こんなにも気になっているのならただ一言メッセージを送ればいいのに、それすらも迷ってしまう。
楽しく過ごしているところに水を差してしまうのではないか。
他の子と過ごせる時間を邪魔してはいけない。
アプリを閉じてスマートフォンをテーブルに戻そうとした瞬間、手の中で震えた。和泉一織の名前を目にした途端心臓が騒ぎ始めて、応答ボタンに触れようとする指が震えている。
「も、もしもし」
第一声がひどく裏返ってしまった。くっ、と笑いを堪えたような音が聞こえて、恥ずかしい。初めからやり直したい。
『もしかして寝ていましたか?』
「っ、寝てないよ! 元気! 一織こそどうしたの?」
『陸さんが寂しがっているような気がしたので』
「…………っ」
さらりと言われて、目の上が熱くなった。つーんと鼻の奥が痛み始めて、泣きそうだと気が付いた。
「そう、だよ」
『ははっ』
いつも来てくれるのに、いないなんて寂しくなるに決まっている。
年上らしく振舞えず、涙声で一織は? と問いかけて続くのは小さな無言だ。
『……調子狂うな、と』
「なにそれ」
同じ言葉じゃなくてもいいから、もっと寂しがってくれたっていいのに。
そんな自分を我が儘だと思いながらも、スマートフォンを強く握りしめた。
『ところでそちらの天気は雨ですよね?』
「うん? そうだね」
今も降っているよ、と返すと突如ビデオ通話に切り替わった。
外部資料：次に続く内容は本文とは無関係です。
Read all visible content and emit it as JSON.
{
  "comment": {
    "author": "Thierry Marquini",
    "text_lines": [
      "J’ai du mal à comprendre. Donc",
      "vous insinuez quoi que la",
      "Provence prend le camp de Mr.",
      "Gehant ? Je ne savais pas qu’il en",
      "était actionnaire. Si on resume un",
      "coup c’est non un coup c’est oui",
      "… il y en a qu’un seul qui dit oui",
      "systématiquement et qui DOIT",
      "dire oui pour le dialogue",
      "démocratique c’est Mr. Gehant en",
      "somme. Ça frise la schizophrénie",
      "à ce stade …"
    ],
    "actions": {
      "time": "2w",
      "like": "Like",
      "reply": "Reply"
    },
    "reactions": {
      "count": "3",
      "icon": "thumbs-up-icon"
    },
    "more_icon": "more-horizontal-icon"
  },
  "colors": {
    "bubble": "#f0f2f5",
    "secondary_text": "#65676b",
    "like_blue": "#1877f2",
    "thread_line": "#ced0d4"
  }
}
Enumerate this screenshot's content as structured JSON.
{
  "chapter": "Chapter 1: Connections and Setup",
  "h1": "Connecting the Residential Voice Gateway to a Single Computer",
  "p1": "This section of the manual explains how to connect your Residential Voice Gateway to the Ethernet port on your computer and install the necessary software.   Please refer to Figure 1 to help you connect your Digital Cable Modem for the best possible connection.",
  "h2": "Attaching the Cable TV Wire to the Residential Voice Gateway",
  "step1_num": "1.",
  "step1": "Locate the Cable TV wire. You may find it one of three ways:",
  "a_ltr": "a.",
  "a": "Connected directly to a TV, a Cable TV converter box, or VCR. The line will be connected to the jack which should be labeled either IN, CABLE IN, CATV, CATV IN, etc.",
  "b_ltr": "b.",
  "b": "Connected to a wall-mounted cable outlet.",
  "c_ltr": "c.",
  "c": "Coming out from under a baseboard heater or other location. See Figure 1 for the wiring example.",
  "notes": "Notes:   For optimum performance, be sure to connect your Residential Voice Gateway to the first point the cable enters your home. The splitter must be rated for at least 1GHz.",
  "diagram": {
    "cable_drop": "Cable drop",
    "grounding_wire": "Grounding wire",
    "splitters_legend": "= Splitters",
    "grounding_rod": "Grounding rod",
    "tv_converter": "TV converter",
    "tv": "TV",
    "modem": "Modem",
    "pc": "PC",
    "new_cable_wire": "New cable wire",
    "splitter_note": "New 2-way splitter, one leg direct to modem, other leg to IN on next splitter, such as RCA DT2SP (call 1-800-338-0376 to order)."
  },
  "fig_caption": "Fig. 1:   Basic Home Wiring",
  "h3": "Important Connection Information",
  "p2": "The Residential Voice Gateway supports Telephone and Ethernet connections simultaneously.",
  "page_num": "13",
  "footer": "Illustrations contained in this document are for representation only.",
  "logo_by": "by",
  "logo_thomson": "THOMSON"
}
綺麗な顔立ちが映る。
どくんと心臓が跳ね上がった。
「えっ!? 何いきなり!」
現在進行形で泣いているのがバレてしまう、と慌てて顔を隠したものの一織からのアクションはない。見えますか?、と聞かれ私の姿が向こうに映っていないことに気が付いた。
それでもおそるおそる手を外した。
「わあっ……すごい綺麗……」
画面の向こう側では青い光がきらきらと点滅していた。別の場所では赤、緑と色を変え、眩しくない光の粒が煌めいている。
まるで星の海の中にいるようだ。
『一緒に歩きましょう』
「え? でも私は……」
その場にはいない。ベッドの上の陸はどこにもいけない。この病室から出ることができない。
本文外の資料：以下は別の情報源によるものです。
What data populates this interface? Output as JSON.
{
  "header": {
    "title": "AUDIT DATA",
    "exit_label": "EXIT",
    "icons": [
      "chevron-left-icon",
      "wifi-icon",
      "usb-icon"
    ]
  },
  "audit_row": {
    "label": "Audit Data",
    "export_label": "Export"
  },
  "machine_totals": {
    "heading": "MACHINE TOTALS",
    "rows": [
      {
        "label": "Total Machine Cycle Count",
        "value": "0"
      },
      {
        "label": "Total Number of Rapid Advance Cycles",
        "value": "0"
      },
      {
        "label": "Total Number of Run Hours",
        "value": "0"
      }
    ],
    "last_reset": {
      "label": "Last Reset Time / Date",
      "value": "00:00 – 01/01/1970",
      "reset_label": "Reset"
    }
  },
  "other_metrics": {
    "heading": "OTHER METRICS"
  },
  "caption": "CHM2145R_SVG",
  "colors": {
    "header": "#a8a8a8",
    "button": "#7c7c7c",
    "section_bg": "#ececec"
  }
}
けれどわかっている一織は微笑みながら手を差し出した。
『陸さん』
「ん……」
差し出された手に自分の手を重ねるとすぐに繋がって、あのひんやりとした体温が触れたように感じた。
ゆっくりと馴染んで同じ温度になっていく。
『目を逸らさないで』
見て、と真剣な一織の言葉はささくれていた陸の中にすっと入ってきた。
きらきらと光の中を一緒に歩く。小さな歩幅で、景色を楽しめるように止まって、七色の階段を二人で降りる。
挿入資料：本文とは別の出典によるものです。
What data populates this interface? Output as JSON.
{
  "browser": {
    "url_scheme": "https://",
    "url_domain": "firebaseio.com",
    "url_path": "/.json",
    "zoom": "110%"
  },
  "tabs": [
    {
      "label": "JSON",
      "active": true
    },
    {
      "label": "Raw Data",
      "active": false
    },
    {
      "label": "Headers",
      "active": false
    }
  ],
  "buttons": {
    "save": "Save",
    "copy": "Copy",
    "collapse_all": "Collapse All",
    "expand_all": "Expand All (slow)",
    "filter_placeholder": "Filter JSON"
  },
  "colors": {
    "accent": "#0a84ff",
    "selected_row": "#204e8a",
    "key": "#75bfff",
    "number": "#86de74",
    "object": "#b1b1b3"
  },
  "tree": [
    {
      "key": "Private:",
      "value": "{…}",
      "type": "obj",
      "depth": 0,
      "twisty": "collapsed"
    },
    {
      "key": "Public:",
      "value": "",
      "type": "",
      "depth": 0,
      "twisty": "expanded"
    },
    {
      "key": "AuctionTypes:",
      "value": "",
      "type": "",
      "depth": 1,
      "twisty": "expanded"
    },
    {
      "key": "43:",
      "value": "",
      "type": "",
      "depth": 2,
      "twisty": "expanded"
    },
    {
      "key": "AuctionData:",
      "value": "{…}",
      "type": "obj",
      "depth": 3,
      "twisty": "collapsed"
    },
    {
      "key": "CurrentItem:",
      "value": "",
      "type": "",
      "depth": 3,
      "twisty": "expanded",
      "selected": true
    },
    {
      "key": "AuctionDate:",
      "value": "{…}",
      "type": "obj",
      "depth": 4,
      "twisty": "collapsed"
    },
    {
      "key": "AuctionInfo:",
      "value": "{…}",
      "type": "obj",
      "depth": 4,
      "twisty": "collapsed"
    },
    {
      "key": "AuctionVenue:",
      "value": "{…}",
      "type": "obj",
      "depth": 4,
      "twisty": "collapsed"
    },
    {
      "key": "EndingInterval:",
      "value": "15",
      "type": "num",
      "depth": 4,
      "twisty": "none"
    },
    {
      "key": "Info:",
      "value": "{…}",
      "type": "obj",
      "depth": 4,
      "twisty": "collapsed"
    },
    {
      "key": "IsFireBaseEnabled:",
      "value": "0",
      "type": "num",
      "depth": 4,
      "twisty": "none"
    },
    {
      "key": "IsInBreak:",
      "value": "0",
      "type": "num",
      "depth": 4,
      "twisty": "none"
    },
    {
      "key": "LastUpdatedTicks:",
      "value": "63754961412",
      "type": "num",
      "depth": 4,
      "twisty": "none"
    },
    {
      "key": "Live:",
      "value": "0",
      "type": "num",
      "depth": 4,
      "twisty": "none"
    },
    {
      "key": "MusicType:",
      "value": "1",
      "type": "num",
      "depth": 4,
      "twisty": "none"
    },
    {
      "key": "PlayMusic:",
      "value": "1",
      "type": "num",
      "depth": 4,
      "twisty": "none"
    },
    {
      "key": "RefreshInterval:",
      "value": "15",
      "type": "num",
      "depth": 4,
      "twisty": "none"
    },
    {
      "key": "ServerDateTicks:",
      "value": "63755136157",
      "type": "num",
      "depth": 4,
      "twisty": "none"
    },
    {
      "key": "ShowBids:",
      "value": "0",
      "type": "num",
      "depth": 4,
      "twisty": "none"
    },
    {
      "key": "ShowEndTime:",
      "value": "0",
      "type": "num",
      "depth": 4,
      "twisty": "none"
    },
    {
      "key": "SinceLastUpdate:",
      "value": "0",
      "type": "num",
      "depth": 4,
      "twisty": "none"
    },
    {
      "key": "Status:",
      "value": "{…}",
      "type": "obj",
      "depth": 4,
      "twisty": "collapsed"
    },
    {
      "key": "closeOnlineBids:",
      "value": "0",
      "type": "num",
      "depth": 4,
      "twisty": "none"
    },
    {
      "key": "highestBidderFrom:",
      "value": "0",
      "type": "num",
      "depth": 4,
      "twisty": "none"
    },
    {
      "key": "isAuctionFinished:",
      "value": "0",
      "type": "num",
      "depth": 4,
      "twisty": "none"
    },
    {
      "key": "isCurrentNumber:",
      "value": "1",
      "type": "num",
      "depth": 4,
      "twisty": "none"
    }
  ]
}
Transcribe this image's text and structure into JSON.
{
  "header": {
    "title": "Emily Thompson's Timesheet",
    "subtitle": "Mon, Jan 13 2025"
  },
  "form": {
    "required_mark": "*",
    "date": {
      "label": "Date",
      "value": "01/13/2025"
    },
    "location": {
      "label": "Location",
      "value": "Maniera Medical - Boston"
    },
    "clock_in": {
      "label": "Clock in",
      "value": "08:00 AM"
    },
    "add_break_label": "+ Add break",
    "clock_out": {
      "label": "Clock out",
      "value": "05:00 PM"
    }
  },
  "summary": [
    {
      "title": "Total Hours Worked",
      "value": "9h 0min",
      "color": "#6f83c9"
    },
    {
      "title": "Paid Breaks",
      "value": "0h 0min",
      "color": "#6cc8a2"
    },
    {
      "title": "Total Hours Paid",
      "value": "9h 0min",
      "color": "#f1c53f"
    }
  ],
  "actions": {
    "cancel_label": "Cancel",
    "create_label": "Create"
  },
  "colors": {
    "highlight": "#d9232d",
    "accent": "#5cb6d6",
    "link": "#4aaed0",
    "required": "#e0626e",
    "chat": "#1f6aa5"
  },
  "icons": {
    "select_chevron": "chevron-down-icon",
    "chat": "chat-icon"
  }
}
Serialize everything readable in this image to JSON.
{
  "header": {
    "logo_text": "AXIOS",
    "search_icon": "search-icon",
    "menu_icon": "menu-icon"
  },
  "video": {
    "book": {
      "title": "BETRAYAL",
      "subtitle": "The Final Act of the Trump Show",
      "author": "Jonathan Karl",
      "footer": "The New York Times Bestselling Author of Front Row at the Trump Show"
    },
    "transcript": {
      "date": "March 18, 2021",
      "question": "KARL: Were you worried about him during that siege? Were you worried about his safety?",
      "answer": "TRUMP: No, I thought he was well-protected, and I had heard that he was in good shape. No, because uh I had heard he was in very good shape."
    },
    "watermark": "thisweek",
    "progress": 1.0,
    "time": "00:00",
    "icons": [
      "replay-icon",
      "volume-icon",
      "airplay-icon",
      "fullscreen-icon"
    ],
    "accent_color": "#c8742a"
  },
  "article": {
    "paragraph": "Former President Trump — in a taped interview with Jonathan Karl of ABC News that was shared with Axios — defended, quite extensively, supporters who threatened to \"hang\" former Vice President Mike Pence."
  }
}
実際に歩いていないのに少しだけ息が切れた。興奮で頬が火照る。
「すごい……すごいね、一織」
『見惚れすぎて躓かないでくださいよ』
「躓かないよ! でも、躓いても一織が支えてくれるよね?」
『……まあ、そうですね。転ぶ前に対処します』
「もう、恰好良いなあ……」
ああ、好きだなあと思った。
私を寂しくさせるのに、私を喜ばせる。
空っぽだった器に注がれた想いが揺れて、やがて溢れ出した。
「好き……っ、一織が好き」
『……っ』
逸らさないで、と言われたのに視界がぼやけ光の輪郭すらあやふやになった。ぽつりと落ちた水滴がスマートフォンの画面に滴り、シーツの上に落ちていく。
「さびしい……っ」
手を繋ぎたい、抱きしめて欲しい、もっと触れて欲しい。
もっともっと恋人らしいことをしたい。
好きって言わなくていいから、好きだってことを教えて欲しい。
「お願い一織……帰ってきたら、キスしてほしいっ……」
答えは聞けなかった。終了を押して逃げた陸の心臓の鼓動は激しく、浅い呼吸を繰り返している。あ、と思った時にはもうすでに遅く、それは確実に陸を蝕んでいた。
「っは……は……ぜ……っ、ぜぇー……っ」
苦しい。息が吸えない。縋りたいのに縋れる相手はこの場にはいない。
滲んだ視界の中、慣れたようにナースコールを握った。